Father Mark, Reflections

Resentment

Proper 19A Pentecost 15; Matthew 18:21-35; 9/13/20

Trivia question:  Do you know the bitterest substance on the face of the earth? Denatonium benzoate better known as Dentrol or Bitrex.    Denatonium benzoate in a solution of ten parts per million is unbearable to human taste buds.

The heart of people with long carried resentment becomes dark and the bitterness that spews from them is like tasting denatonium benzoate. 

Ten parts per million isn’t much of a ratio. 

It’s like .001 of a percent.  That’s all it takes for resentment to darken our life.  

Resentment is like putting a backpack on and carrying around 100 pounds of lead. 

Not only is the weight intolerably heavy, but the chemical contamination from lead poisons weakens the body and soul. Charles Dickens’ character, Scrooge, would be an example of one who is poisoned by resentment.  

Those whose hearts are unforgiving bring on their own agony and spreads that agony to others.  I am reminded of memories of working in a crisis mental health center of clients brought up by police who hadn’t bathed or changed clothes in over a month.  The stench would permeate the whole floor.   Resentment can carry the similar stench.

The king, after discovering his servant’s failure to show mercy to others after he himself received mercy from the king, reveals the perils of not forgiving.   It’s not that God is going to hold sentence over us for not forgiving.  No.

Spiritual law reveals that when we hold on to resentment and fail to forgive another, we are creating a state of hell for ourselves.  I don’t know if you’ve ever known anyone who has held resentments over an extended period of time.  They’re not much fun to be around. 

One of my favorite quotes that returns to my memory comes from St. Benedict:  Every day we begin again.   God has already forgotten our transgressions and so Benedict is urging us not to keep hanging on to them.   Resentment blocks us from living in the present moment. Learning from our faults is one thing.  Dragging them around is another. 

God does not withhold forgiveness like the hypocritical servant who showed no mercy or compassion to others.   Seventy time seven:   An infinite number. 

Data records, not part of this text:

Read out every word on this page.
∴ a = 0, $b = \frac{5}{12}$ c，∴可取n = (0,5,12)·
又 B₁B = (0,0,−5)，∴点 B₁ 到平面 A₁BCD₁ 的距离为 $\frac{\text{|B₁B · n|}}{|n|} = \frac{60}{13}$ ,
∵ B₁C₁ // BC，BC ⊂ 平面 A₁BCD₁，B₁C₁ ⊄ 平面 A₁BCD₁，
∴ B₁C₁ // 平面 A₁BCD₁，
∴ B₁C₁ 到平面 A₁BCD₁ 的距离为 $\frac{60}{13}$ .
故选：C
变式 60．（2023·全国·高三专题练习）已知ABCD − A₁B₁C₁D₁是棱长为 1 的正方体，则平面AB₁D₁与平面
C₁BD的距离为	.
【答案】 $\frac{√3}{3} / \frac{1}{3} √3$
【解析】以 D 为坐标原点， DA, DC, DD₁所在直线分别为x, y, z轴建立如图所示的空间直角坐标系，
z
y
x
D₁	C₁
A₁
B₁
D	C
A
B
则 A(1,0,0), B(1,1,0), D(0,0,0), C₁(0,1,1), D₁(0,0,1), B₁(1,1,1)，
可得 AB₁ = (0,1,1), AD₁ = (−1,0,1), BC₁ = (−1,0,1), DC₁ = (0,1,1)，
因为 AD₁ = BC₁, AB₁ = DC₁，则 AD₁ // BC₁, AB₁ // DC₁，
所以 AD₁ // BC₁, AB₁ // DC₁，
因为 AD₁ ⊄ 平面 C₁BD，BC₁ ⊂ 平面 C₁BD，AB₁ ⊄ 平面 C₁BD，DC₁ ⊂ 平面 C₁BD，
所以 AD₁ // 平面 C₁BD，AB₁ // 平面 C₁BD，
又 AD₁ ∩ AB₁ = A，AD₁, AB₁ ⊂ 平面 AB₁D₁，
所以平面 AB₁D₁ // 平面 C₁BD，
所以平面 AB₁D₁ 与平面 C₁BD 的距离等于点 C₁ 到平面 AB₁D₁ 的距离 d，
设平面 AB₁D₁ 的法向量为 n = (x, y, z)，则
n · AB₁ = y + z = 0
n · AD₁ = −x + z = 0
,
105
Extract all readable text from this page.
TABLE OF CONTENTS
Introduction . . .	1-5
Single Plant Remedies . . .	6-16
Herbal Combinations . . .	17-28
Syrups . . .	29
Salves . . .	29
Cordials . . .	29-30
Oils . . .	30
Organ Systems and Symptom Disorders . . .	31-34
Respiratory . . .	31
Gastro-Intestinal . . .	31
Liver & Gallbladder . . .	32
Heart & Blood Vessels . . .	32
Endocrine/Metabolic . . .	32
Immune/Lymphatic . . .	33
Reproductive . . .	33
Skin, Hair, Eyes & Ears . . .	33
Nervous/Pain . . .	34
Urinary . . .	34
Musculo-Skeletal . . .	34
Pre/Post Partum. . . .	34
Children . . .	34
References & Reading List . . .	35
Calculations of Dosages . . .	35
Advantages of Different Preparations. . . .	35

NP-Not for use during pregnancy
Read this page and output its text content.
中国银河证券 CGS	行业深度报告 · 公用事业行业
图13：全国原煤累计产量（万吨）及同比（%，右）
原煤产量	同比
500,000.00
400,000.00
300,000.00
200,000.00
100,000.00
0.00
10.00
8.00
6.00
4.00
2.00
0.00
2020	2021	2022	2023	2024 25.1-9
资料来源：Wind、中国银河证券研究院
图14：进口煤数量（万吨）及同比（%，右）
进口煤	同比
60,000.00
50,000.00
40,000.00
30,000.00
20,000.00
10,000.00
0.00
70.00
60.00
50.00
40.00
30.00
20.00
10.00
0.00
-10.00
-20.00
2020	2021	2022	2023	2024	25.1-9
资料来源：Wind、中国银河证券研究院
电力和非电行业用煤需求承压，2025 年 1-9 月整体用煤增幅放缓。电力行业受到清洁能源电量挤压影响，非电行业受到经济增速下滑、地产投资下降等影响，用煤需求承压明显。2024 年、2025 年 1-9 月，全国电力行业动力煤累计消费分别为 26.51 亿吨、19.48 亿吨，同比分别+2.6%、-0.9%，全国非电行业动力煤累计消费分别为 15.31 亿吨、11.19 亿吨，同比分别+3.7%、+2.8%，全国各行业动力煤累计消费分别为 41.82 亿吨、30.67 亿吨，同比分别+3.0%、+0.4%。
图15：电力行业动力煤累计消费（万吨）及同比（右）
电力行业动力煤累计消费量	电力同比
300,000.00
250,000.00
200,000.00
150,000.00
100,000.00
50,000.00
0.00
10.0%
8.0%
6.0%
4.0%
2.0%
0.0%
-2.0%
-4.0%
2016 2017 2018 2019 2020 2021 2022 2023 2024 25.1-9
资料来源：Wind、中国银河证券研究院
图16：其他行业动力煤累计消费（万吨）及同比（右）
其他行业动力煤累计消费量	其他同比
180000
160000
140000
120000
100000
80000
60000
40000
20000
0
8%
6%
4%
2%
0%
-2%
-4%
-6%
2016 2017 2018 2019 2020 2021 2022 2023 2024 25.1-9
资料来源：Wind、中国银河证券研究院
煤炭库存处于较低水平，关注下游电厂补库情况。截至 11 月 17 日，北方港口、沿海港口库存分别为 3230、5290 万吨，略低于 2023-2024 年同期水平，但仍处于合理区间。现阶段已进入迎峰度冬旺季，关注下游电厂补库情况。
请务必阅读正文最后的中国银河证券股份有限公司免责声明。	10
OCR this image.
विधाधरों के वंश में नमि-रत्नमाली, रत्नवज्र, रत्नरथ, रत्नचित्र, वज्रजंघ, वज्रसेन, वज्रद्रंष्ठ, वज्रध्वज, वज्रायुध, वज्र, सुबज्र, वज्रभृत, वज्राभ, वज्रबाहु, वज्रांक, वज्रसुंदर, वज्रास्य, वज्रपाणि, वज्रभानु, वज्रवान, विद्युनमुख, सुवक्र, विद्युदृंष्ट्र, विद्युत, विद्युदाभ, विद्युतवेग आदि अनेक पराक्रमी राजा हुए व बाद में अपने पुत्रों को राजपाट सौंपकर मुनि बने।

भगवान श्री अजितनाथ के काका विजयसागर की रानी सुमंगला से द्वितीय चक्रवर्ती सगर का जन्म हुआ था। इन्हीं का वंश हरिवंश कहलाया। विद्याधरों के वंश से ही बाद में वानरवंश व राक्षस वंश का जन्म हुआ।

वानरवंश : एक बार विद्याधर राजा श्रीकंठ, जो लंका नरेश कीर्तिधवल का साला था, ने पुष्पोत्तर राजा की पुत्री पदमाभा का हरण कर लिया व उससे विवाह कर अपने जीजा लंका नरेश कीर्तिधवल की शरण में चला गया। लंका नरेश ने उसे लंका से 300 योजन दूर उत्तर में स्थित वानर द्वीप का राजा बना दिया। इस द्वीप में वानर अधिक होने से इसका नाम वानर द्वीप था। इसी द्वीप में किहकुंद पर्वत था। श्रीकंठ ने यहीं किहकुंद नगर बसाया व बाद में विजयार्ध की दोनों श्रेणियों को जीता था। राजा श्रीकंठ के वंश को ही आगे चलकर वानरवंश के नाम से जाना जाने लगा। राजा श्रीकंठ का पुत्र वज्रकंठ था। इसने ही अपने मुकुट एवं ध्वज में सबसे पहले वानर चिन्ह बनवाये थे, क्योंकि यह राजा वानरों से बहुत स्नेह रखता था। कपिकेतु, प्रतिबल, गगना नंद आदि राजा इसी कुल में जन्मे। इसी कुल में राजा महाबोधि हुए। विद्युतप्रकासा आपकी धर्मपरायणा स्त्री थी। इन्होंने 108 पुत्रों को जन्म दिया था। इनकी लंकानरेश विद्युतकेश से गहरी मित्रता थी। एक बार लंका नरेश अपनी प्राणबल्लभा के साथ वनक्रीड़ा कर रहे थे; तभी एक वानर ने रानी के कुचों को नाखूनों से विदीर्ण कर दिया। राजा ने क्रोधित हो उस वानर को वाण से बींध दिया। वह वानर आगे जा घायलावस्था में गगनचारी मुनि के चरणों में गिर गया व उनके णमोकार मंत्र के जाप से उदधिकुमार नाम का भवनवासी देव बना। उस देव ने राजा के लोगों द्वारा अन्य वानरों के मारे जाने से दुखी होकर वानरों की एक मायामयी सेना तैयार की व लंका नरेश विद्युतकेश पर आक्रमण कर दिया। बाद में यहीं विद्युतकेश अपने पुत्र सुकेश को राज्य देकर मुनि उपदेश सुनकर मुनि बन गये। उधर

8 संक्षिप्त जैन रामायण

Seven and multiples of 7 for the Hebrew represent wholeness and a sense of being complete. 

Forgiving completes our soul, reuniting the lost pieces of ourselves that resentment scatters.  God is always available to relieve human suffering by entering our suffering with us—the way Jesus did it.   Jesus went to hell and back for us.  All we have to do is open the door when he knocks and the agony we carry will be removed from us, restoring us to our blessed Union with God.